The Joy of Playing God
When I am asked by someone who doesn't play video games what the appeal is, I can list answers at the drop of a hat, but one of my favourite responses to this question is "Have you ever wanted to play God? Well in video games, you can!" The role of an all powerful, all seeing, supernatural entity would surely entice even the most staunch anti gamer into throwing in the towel and joining in on the fun, playing God just has a certain appeal, and everyone knows that deities get all the girls.
Playing 'God' can come in many different forms, but the most satisfying is in the simulation and strategy genres. This vestige of might isn't just limited to games where you are implicitly a God, oh no. Sure, you are a God in Lionhead's 'Black and White' series and a God like entity in 'From Dust', but even playing something like Tropico, Sim City or Age of Empires still bestows upon the player some equivalent of Godly ability.
In the Black and White series, you were literally a God. One that could choose to be wrathful or forgiving, punishing of merciful. These powers were implied in a literal sense as well, your cursor was a giant hand with which you could pick up and toss villagers over nearby mountains, or throw rocks at their homes. In 'From Dust' you are given the power to control matter itself, gathering and dispensing water and land with your powers. These games and others like them show you the literal powers and feeling of being a God, how much more powerful could you get?
Then there are the simulation games; Sim City, Tropico, the Anno series to name a few. Here, being a deity is a slightly different matter, you are less a literal God and more an ever present force, guiding the inhabitants of your world with an unseen hand. In Sim City you act as an eternal Mayor type figure, who can also terraform the earth and summon tornadoes and earthquakes, as well as demolish entire city blocks. There is an acute thrill to be had; destroying a city you have toiled to build from the ground up. Whether it is directly quantified, the moral moments of godhood, in whatever form, are still present.
I suppose you may not think of yourself in a God like role when playing an RTS, but all the signs are there. Your civilization or nation is loyal to the absolute; you direct building placement, troop recruitment and the economy. You can even kill off your own units, even if there is no need to. In Black and White 2 there are bonuses to killing your villagers, but in an RTS it is an action which will hamper you. Despite this I still occasionally flex my God like muscles, the delete key is quite tempting to use on your own units for some reason. Maybe I just like to remind them who their boss is, other times I just like to kill off the eleventh unit just to make a perfect ten, but that's probably just me.

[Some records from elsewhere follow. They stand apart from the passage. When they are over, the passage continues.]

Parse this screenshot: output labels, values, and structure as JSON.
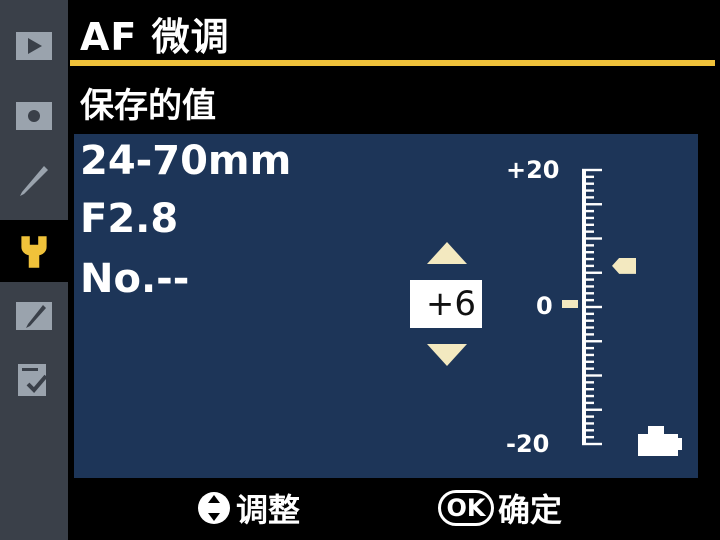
{
  "header": {
    "title": "AF 微调"
  },
  "section": {
    "title": "保存的值"
  },
  "lens": {
    "focal": "24-70mm",
    "aperture": "F2.8",
    "number": "No.--"
  },
  "adjust": {
    "value": "+6"
  },
  "scale": {
    "max_label": "+20",
    "zero_label": "0",
    "min_label": "-20",
    "min": -20,
    "max": 20,
    "saved_value": 6
  },
  "footer": {
    "adjust_label": "调整",
    "ok_badge": "OK",
    "ok_label": "确定"
  },
  "sidebar": {
    "items": [
      {
        "icon": "playback-icon"
      },
      {
        "icon": "shooting-icon"
      },
      {
        "icon": "custom-settings-pencil-icon"
      },
      {
        "icon": "setup-wrench-icon",
        "active": true
      },
      {
        "icon": "retouch-icon"
      },
      {
        "icon": "my-menu-icon"
      }
    ]
  },
  "colors": {
    "accent": "#f0c23a",
    "panel": "#1d3558",
    "sidebar": "#3a4049"
  }
}
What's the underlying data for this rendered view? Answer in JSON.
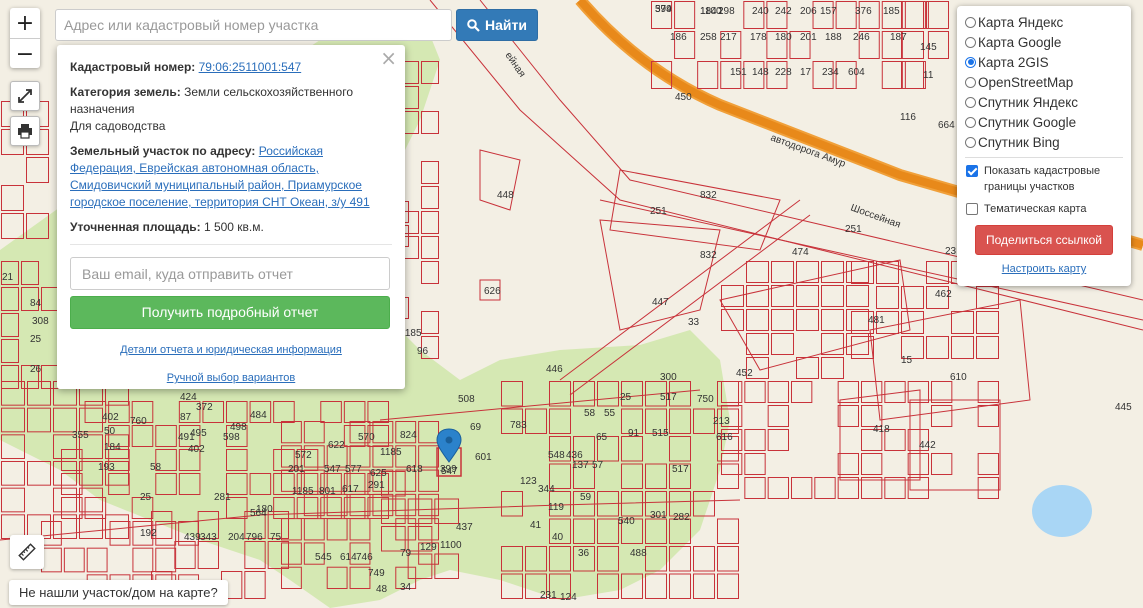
{
  "search": {
    "placeholder": "Адрес или кадастровый номер участка",
    "button_label": "Найти"
  },
  "zoom": {
    "in": "+",
    "out": "−"
  },
  "tools": {
    "fullscreen_icon": "expand-icon",
    "print_icon": "printer-icon",
    "ruler_icon": "ruler-icon"
  },
  "popup": {
    "cadastral_label": "Кадастровый номер:",
    "cadastral_value": "79:06:2511001:547",
    "category_label": "Категория земель:",
    "category_value": "Земли сельскохозяйственного назначения",
    "usage": "Для садоводства",
    "address_label": "Земельный участок по адресу:",
    "address_value": "Российская Федерация, Еврейская автономная область, Смидовичский муниципальный район, Приамурское городское поселение, территория СНТ Океан, з/у 491",
    "area_label": "Уточненная площадь:",
    "area_value": "1 500 кв.м.",
    "email_placeholder": "Ваш email, куда отправить отчет",
    "report_button": "Получить подробный отчет",
    "details_link": "Детали отчета и юридическая информация",
    "manual_link": "Ручной выбор вариантов"
  },
  "layers": {
    "options": [
      {
        "label": "Карта Яндекс",
        "selected": false
      },
      {
        "label": "Карта Google",
        "selected": false
      },
      {
        "label": "Карта 2GIS",
        "selected": true
      },
      {
        "label": "OpenStreetMap",
        "selected": false
      },
      {
        "label": "Спутник Яндекс",
        "selected": false
      },
      {
        "label": "Спутник Google",
        "selected": false
      },
      {
        "label": "Спутник Bing",
        "selected": false
      }
    ],
    "show_borders": "Показать кадастровые границы участков",
    "show_borders_checked": true,
    "thematic": "Тематическая карта",
    "thematic_checked": false,
    "share_button": "Поделиться ссылкой",
    "config_link": "Настроить карту"
  },
  "not_found": "Не нашли участок/дом на карте?",
  "map": {
    "road_label": "автодорога Амур",
    "street_label": "Шоссейная",
    "street_label_2": "ейная",
    "marker_label": "547",
    "colors": {
      "parcel_border": "#c8323a",
      "garden": "#d5e8b3",
      "road": "#f08c00",
      "water": "#a9d6f5",
      "background": "#f3efe4"
    },
    "parcel_numbers": [
      "374",
      "184",
      "198",
      "240",
      "242",
      "206",
      "157",
      "376",
      "185",
      "186",
      "258",
      "217",
      "178",
      "180",
      "201",
      "188",
      "246",
      "187",
      "145",
      "151",
      "148",
      "228",
      "17",
      "234",
      "604",
      "11",
      "450",
      "664",
      "832",
      "251",
      "251",
      "23",
      "832",
      "474",
      "462",
      "448",
      "447",
      "33",
      "481",
      "15",
      "610",
      "626",
      "452",
      "445",
      "446",
      "300",
      "508",
      "418",
      "442",
      "760",
      "598",
      "824",
      "1185",
      "783",
      "750",
      "213",
      "616",
      "193",
      "201",
      "572",
      "547",
      "577",
      "625",
      "618",
      "399",
      "281",
      "1185",
      "801",
      "617",
      "291",
      "564",
      "192",
      "439",
      "343",
      "204",
      "796",
      "75",
      "545",
      "614",
      "746",
      "749",
      "79",
      "129",
      "1100",
      "437",
      "48",
      "34",
      "231",
      "69",
      "601",
      "622",
      "570",
      "282",
      "301",
      "488",
      "540",
      "517",
      "548",
      "137",
      "123",
      "344",
      "119",
      "41",
      "40",
      "36",
      "59",
      "21",
      "84",
      "308",
      "25",
      "26",
      "402",
      "50",
      "184",
      "355",
      "180",
      "25",
      "1185",
      "96",
      "58",
      "402",
      "424",
      "87",
      "491",
      "372",
      "495",
      "484",
      "498",
      "436",
      "57",
      "65",
      "55",
      "91",
      "515",
      "517",
      "25",
      "58",
      "124",
      "116",
      "599",
      "1100",
      "2"
    ]
  }
}
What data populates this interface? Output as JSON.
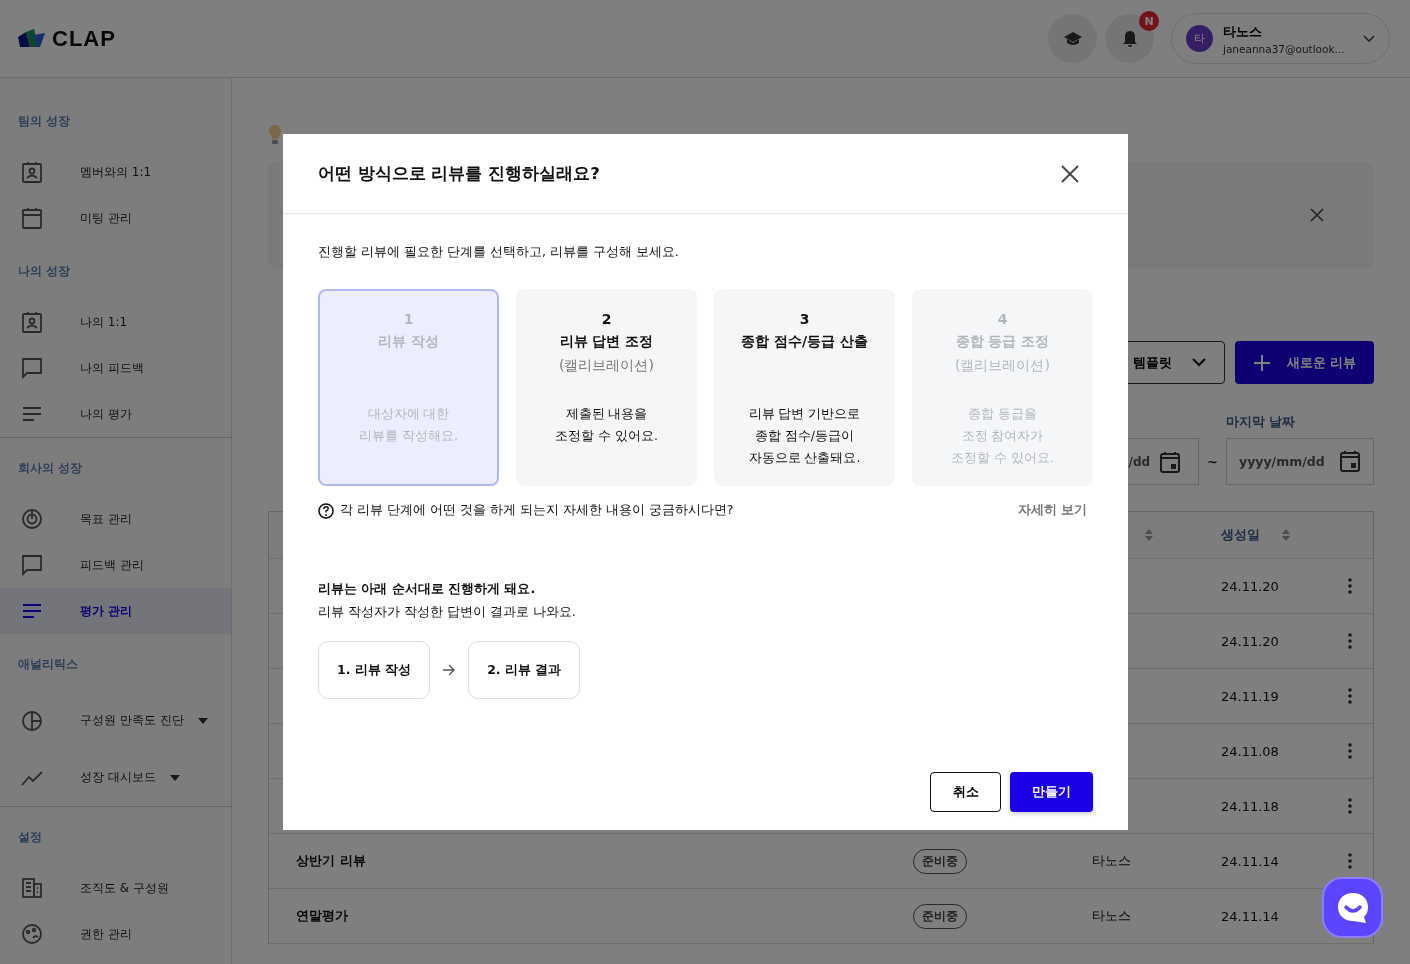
{
  "header": {
    "logo": "CLAP",
    "notification_badge": "N",
    "user": {
      "avatar": "타",
      "name": "타노스",
      "email": "janeanna37@outlook..."
    }
  },
  "sidebar": {
    "sections": [
      {
        "title": "팀의 성장",
        "divided": false,
        "items": [
          {
            "label": "멤버와의 1:1",
            "selected": false
          },
          {
            "label": "미팅 관리",
            "selected": false
          }
        ]
      },
      {
        "title": "나의 성장",
        "divided": false,
        "items": [
          {
            "label": "나의 1:1",
            "selected": false
          },
          {
            "label": "나의 피드백",
            "selected": false
          },
          {
            "label": "나의 평가",
            "selected": false
          }
        ]
      },
      {
        "title": "회사의 성장",
        "divided": true,
        "items": [
          {
            "label": "목표 관리",
            "selected": false
          },
          {
            "label": "피드백 관리",
            "selected": false
          },
          {
            "label": "평가 관리",
            "selected": true
          }
        ]
      },
      {
        "title": "애널리틱스",
        "divided": false,
        "items": [
          {
            "label": "구성원 만족도 진단",
            "selected": false,
            "expanded": false
          },
          {
            "label": "성장 대시보드",
            "selected": false,
            "expanded": false
          }
        ]
      },
      {
        "title": "설정",
        "divided": true,
        "items": [
          {
            "label": "조직도 & 구성원",
            "selected": false
          },
          {
            "label": "권한 관리",
            "selected": false
          }
        ]
      }
    ]
  },
  "main": {
    "template_button": "템플릿",
    "new_button": "새로운 리뷰",
    "filter_label": "마지막 날짜",
    "start_date": "/dd",
    "date_separator": "~",
    "end_date_placeholder": "yyyy/mm/dd",
    "table": {
      "date_column": "생성일",
      "rows": [
        {
          "date": "24.11.20"
        },
        {
          "date": "24.11.20"
        },
        {
          "date": "24.11.19"
        },
        {
          "date": "24.11.08"
        },
        {
          "date": "24.11.18"
        },
        {
          "name": "상반기 리뷰",
          "status": "준비중",
          "owner": "타노스",
          "date": "24.11.14"
        },
        {
          "name": "연말평가",
          "status": "준비중",
          "owner": "타노스",
          "date": "24.11.14"
        }
      ]
    }
  },
  "modal": {
    "title": "어떤 방식으로 리뷰를 진행하실래요?",
    "intro": "진행할 리뷰에 필요한 단계를 선택하고, 리뷰를 구성해 보세요.",
    "steps": [
      {
        "number": "1",
        "title": "리뷰 작성",
        "description": [
          "대상자에 대한",
          "리뷰를 작성해요."
        ],
        "selected": true,
        "disabled": true
      },
      {
        "number": "2",
        "title": "리뷰 답변 조정",
        "subtitle": "(캘리브레이션)",
        "description": [
          "제출된 내용을",
          "조정할 수 있어요."
        ],
        "selected": false,
        "disabled": false
      },
      {
        "number": "3",
        "title": "종합 점수/등급 산출",
        "description": [
          "리뷰 답변 기반으로",
          "종합 점수/등급이",
          "자동으로 산출돼요."
        ],
        "selected": false,
        "disabled": false
      },
      {
        "number": "4",
        "title": "종합 등급 조정",
        "subtitle": "(캘리브레이션)",
        "description": [
          "종합 등급을",
          "조정 참여자가",
          "조정할 수 있어요."
        ],
        "selected": false,
        "disabled": true
      }
    ],
    "help_text": "각 리뷰 단계에 어떤 것을 하게 되는지 자세한 내용이 궁금하시다면?",
    "help_link": "자세히 보기",
    "order_title": "리뷰는 아래 순서대로 진행하게 돼요.",
    "order_text": "리뷰 작성자가 작성한 답변이 결과로 나와요.",
    "flow": [
      "1. 리뷰 작성",
      "2. 리뷰 결과"
    ],
    "cancel": "취소",
    "create": "만들기"
  }
}
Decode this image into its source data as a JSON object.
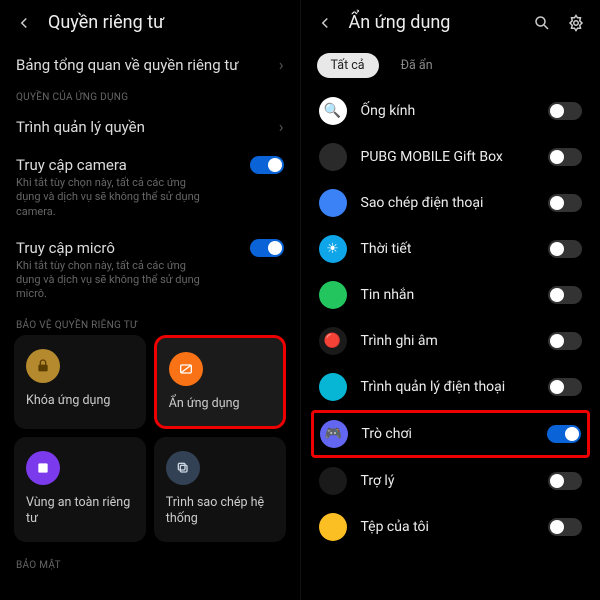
{
  "left": {
    "title": "Quyền riêng tư",
    "overview": "Bảng tổng quan về quyền riêng tư",
    "section_perms": "QUYỀN CỦA ỨNG DỤNG",
    "perm_manager": "Trình quản lý quyền",
    "camera": {
      "label": "Truy cập camera",
      "sub": "Khi tắt tùy chọn này, tất cả các ứng dụng và dịch vụ sẽ không thể sử dụng camera."
    },
    "micro": {
      "label": "Truy cập micrô",
      "sub": "Khi tắt tùy chọn này, tất cả các ứng dụng và dịch vụ sẽ không thể sử dụng micrô."
    },
    "section_protect": "BẢO VỆ QUYỀN RIÊNG TƯ",
    "tiles": {
      "lock": "Khóa ứng dụng",
      "hide": "Ẩn ứng dụng",
      "safe": "Vùng an toàn riêng tư",
      "backup": "Trình sao chép hệ thống"
    },
    "section_security": "BẢO MẬT"
  },
  "right": {
    "title": "Ẩn ứng dụng",
    "tabs": {
      "all": "Tất cả",
      "hidden": "Đã ẩn"
    },
    "apps": [
      {
        "name": "Ống kính",
        "on": false,
        "color": "#fff",
        "emoji": "🔍"
      },
      {
        "name": "PUBG MOBILE Gift Box",
        "on": false,
        "color": "#2a2a2a",
        "emoji": ""
      },
      {
        "name": "Sao chép điện thoại",
        "on": false,
        "color": "#3b82f6",
        "emoji": ""
      },
      {
        "name": "Thời tiết",
        "on": false,
        "color": "#0ea5e9",
        "emoji": "☀"
      },
      {
        "name": "Tin nhắn",
        "on": false,
        "color": "#22c55e",
        "emoji": ""
      },
      {
        "name": "Trình ghi âm",
        "on": false,
        "color": "#1a1a1a",
        "emoji": "🔴"
      },
      {
        "name": "Trình quản lý điện thoại",
        "on": false,
        "color": "#06b6d4",
        "emoji": ""
      },
      {
        "name": "Trò chơi",
        "on": true,
        "color": "#6366f1",
        "emoji": "🎮",
        "highlight": true
      },
      {
        "name": "Trợ lý",
        "on": false,
        "color": "#1a1a1a",
        "emoji": ""
      },
      {
        "name": "Tệp của tôi",
        "on": false,
        "color": "#fbbf24",
        "emoji": ""
      }
    ]
  }
}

And so we come back to an earlier point, destroying that which you build up. It is oddly satisfying to say the least, maybe that is because God games, and other such titles, are the only ones in which you are given such flexibility. After all, a God surely should not be constrained. This makes a nice change to your standard shooter, where in 2011 deviating from the path is practically a sin to developers. I can't even kill my allies anymore; such fun was had running over the marines in the original Halo for PC.
So I have come to a theory, when you play shooters, action games or RPGs, you are bombarded with characters, events and unseen forces and compelled to carry out their bidding. Even if you think collecting fifty warthog legs for some farmer is a silly idea, you'll do it anyway in an RPG. Even if you think being ordered into an obvious trap is a bad idea in a shooter, you'll do it anyway. With this in mind it's no wonder then, when the roles are reversed and the player is given the power, they are the first to take vengeance on their own. All throughout your gaming life you take orders, follow those instructions and proceed down that corridor, but in God games, you have no one there to tell you what to do. There is a rage inside which needs letting out, God games provide that avenue.
That's just a theory anyway, God games often have no end. In Sim City you could spend hours building the perfect metropolis, your happiness rates could be soaring and your treasury filled to bursting point, but to what end? This is where the destruction comes in. Plonking a volcano down in the middle of your city is an end, unlike playing forever with a full treasury and happy citizens. The player is the one who has to provide the narration, not the cut scenes of other genres. There is a certain degree of imagination required here, why let the perfect city thrive when you could wipe it all out with menacing glee. Either that or us gamers are sadistic bastards.